Besides agriculture, the main industry in Aroostook County is logging, and understandably, the logging industry is not the biggest fan of an insect that defoliates thousands of acres of their crop. Unfortunately, the industry’s historical response to spruce budworm outbreaks (which, remember, are ecologically “normal” and important for the birds dependent on them) has been to clear-cut hundreds of hectares of infected forest. Spruce-fir forest is a mature ecosystem that takes centuries to develop, however, and the forest that grows back after these clearcuts is not coniferous but deciduous. This is a major reason why many spruce budworm-specialists, like Cape May Warbler, and many other birds found in boreal forests, like Canada Jays and Black-backed Woodpeckers, have retreated from much of southern Maine in the last hundred or so years. Their habitat has simply disappeared.
I saw evidence of this as I birded The County. Sure, there was a lot of seemingly healthy spruce habitat.

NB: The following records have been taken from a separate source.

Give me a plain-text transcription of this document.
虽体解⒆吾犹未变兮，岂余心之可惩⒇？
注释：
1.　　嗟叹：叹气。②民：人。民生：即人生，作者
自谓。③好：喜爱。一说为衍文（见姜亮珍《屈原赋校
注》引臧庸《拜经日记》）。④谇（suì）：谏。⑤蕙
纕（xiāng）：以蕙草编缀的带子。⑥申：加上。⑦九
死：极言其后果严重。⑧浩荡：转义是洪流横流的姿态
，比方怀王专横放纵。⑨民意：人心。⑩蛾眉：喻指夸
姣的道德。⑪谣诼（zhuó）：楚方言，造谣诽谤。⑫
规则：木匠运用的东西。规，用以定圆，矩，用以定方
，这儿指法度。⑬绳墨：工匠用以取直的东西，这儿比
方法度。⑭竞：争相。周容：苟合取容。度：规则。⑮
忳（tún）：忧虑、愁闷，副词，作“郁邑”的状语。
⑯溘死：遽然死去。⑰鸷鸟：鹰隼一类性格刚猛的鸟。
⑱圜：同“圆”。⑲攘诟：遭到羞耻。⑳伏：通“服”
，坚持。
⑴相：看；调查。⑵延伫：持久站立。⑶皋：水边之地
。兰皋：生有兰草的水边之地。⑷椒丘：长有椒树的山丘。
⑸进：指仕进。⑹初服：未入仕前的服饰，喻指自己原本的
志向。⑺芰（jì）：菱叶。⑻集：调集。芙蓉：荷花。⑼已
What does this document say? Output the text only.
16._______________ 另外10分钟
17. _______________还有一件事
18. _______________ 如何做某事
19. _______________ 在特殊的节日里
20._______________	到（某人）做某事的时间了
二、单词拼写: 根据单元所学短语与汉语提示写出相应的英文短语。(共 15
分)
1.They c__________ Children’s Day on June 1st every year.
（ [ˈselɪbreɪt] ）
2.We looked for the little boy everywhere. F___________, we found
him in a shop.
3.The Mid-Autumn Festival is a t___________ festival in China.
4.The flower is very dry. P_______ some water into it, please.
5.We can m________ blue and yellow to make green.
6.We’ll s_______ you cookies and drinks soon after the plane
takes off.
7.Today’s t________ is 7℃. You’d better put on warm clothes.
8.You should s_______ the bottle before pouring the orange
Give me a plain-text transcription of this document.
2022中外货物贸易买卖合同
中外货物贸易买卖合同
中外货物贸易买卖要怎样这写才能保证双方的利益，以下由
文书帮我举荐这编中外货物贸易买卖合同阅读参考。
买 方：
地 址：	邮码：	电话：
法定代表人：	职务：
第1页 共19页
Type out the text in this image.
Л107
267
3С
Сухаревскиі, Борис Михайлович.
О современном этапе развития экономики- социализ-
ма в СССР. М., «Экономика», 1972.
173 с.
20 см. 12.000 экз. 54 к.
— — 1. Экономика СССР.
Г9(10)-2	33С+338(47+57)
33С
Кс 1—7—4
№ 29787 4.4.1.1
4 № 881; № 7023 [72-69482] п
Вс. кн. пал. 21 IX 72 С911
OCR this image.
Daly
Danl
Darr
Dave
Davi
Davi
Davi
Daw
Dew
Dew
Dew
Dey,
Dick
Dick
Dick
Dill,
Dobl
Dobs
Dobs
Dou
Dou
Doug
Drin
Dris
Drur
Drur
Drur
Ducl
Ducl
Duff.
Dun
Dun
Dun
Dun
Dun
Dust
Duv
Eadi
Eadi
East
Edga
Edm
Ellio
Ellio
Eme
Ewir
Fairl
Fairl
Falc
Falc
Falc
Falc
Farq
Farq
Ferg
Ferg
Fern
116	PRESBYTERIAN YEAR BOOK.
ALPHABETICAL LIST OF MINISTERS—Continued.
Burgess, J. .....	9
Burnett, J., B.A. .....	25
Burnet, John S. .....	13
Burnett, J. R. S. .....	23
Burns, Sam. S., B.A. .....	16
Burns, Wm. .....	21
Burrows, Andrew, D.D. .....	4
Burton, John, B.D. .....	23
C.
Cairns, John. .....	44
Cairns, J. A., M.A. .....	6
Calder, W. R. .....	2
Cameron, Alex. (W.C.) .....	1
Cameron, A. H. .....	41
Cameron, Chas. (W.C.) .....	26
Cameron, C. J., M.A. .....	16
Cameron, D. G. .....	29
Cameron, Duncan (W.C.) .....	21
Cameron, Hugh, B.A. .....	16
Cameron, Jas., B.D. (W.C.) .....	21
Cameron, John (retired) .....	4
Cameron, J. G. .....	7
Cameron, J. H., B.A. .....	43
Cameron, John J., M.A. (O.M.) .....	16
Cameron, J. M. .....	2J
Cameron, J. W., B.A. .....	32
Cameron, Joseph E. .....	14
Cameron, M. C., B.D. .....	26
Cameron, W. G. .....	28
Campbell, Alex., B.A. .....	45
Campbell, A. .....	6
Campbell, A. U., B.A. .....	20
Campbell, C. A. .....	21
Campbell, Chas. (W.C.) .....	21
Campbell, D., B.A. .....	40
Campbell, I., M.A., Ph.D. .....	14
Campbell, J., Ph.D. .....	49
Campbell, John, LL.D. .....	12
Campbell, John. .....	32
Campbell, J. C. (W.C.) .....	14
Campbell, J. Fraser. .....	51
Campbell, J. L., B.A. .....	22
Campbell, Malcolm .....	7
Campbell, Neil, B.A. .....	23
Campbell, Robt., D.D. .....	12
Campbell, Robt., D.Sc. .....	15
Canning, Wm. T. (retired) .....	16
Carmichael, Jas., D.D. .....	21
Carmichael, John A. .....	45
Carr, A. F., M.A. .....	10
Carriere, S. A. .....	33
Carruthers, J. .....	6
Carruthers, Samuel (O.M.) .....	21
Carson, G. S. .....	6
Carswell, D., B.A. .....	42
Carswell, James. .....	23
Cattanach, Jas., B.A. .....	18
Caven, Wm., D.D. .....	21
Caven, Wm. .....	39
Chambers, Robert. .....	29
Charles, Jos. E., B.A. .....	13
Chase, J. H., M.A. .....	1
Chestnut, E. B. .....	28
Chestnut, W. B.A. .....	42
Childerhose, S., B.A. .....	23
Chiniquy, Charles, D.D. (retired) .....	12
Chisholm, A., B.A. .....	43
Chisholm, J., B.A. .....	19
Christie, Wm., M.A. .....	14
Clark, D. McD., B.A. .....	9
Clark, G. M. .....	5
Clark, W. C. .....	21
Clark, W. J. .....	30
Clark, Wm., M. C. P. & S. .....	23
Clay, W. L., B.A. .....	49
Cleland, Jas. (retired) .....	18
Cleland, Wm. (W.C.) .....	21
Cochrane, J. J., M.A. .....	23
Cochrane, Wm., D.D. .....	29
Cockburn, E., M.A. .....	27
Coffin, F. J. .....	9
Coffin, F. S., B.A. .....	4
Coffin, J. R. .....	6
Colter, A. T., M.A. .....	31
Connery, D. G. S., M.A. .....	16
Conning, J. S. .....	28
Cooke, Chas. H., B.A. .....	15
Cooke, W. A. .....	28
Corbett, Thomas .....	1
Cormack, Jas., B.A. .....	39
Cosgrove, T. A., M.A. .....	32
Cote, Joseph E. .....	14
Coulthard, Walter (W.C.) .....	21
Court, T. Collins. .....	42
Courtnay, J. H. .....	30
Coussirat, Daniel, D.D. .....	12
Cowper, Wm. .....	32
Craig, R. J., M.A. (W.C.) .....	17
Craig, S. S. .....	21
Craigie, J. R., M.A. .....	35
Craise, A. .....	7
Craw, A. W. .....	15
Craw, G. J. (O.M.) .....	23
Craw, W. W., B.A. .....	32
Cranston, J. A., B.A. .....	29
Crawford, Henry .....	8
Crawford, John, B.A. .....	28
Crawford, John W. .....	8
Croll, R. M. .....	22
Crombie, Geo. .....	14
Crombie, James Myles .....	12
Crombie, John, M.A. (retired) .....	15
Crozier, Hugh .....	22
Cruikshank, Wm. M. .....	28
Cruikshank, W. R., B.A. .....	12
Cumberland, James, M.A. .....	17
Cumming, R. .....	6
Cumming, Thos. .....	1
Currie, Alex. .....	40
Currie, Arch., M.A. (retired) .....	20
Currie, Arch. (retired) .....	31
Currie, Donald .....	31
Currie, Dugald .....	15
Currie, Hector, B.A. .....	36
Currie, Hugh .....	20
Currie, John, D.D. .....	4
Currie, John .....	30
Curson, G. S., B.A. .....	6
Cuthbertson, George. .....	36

There were also massive empty lots, covered in nothing but slash and debris. The forests were filled with birds, while the lots had almost none. It almost seemed apocalyptic. At least the empty lots provided good views of Mt. Katahdin, Maine’s highest peak, rising in the distance.
Again, though, the forests DID have birds, and not just warblers. Many migrants had not yet arrived (namely the flycatchers, of which I saw very few), but I recorded dozens of Ruby- and Golden-crowned Kinglets, Blue-headed Vireos, and Winter Wrens. Ruffed Grouse drummed from wet thickets, Hermit Thrushes foraged in the road, and I even got to see an American Goshawk bomb overhead at a million miles per hour, chasing something or perhaps just trying to give me as least satisfying a look as possible. In the evening, a walk along a side road yielded incredible, up-close views of Canada Jays, or “Whiskeyjacks” as they are known colloquially. These subtle, white-and-gray corvids landed in the trees less than five feet from me, curiously searching for insects while paying me no mind.

After a night and a day spent in The County, I headed back south to investigate the other corners of Maine I had yet to explore. Stay tuned!

Good stuff, Braden. I didn’t know about spruce budworms or the species that depend on them.
Nice collection of warblers you saw/heard.
Love that you also got such amazing looks at CAJAs. Hmm, wonder how they got the Whiskeyjack nickname.